Henry "Tick" Phillips (21 August 1868 – 10 August 1923) was an Australian footballer and champion player for Port Adelaide. He is widely considered to be the club's greatest player of the nineteenth century. Phillips played sixteen seasons for Port Adelaide. For his final two seasons, he was appointed captain.

== Junior Football ==
In his early years Phillips played football for the Kingston Football Club in the South Australian Junior Football Association. In an 1885 post season summary of Kingston, the junior leagues premiership team, a local sports columnist described Phillips football ability as "[He] plays to perfection; takes everything coolly and marks well. One of the best all round men in the team."

==Football career==
Phillips made his debut for the Port Adelaide against at Alberton Oval in his club's first fixture of the 1886 SAFA season. Phillips kicked his first goal for Port Adelaide the following week against Norwood at Alberton Oval. Phillips would go on to play all of Port Adelaide's 15 games in his debut season.

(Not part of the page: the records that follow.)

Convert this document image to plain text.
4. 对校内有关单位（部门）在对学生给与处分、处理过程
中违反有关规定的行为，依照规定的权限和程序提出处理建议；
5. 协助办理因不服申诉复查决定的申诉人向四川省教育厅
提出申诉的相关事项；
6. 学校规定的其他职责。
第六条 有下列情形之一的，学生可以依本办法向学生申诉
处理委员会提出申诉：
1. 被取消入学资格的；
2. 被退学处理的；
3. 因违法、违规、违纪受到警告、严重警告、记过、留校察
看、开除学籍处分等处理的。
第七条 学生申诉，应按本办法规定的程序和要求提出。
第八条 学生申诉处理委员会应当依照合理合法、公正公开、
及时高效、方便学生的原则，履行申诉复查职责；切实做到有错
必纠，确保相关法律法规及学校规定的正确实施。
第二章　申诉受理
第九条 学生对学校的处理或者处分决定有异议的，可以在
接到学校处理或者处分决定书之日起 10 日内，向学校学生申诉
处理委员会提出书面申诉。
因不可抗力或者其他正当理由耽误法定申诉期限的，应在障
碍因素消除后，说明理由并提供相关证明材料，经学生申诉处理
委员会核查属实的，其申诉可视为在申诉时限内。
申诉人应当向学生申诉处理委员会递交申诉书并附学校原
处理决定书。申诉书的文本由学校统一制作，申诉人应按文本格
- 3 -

In 1888 during Round 8 against Medindie at Alberton Oval, Phillips kicked 5 goals. At the end of the 1888 SAFA season, Phillips would be awarded his first Port Adelaide best and fairest.

In 1889 Phillips injured his ankle during a football trip to Victoria. He would miss a large part of the season, but would return for the club's 13th SAFA match against Medindie and kick two goals.

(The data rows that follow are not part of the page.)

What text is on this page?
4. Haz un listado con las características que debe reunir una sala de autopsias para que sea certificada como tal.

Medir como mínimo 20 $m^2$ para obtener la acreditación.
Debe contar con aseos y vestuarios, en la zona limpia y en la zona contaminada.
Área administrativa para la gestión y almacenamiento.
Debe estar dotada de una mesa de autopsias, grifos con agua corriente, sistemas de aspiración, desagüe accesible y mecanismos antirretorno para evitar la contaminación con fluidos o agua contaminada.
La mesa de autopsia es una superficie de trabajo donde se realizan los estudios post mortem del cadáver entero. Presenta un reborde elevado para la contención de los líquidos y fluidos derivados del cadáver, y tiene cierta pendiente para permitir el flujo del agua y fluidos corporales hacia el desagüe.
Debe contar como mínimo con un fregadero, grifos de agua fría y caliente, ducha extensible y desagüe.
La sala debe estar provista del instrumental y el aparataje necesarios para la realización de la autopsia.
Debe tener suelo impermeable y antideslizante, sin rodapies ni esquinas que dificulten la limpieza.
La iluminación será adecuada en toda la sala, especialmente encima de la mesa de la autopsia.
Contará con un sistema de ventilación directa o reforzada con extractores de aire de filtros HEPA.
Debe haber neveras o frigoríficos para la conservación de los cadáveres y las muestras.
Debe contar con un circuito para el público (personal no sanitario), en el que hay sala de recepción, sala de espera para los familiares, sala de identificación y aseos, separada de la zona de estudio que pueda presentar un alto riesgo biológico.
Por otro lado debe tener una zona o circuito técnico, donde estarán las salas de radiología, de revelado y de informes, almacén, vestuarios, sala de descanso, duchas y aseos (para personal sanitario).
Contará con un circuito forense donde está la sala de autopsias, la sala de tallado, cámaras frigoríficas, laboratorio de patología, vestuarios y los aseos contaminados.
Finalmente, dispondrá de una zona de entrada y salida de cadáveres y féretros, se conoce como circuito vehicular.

In 1890, Phillips was a member of Port Adelaide's victorious Championship of Australia side who defeated South Melbourne for the national title.

In 1893 a writer for the Express and Telegraph (Adelaide) wrote of Harry Phillips saying "Tick Phillips is one of the most respected and gentlemanly footballers in the colony. He is not an in-an-out player, but one who is loyal to his club
and trains consistently in order that the team he plays for should have the full benefit of his abilities. He has been connected with the Ports for a good many years, and during this period has earned the goodwill of not only the supporters of the club, but those outside the magenta ranks. As a ruck player there are few his equal not only in this colony, but in Australia. He is remarkably clever, very modest in his performances, and quite unselfish Messers E and C Lazarus offered to give a trophy to the best all-round player in the team at the end of last season, and the club selected Tick as the one most deserving of the prize. Recently the trophy was presented to him with numerous good wishes for his future success."

Phillips retired at the end of 1900, with his career total of 198 games being a club record until it was broken by Ted Whelan in 1959, while his feat of winning three consecutive best and fairest awards in 1891–1893 would not be equalled until Robbie Gray did so in 2014–2016, 123 years later.

== Death ==
Harold Phillips died in Queenstown, South Australia. His funeral was attended by Norwood captain Alfred Waldron.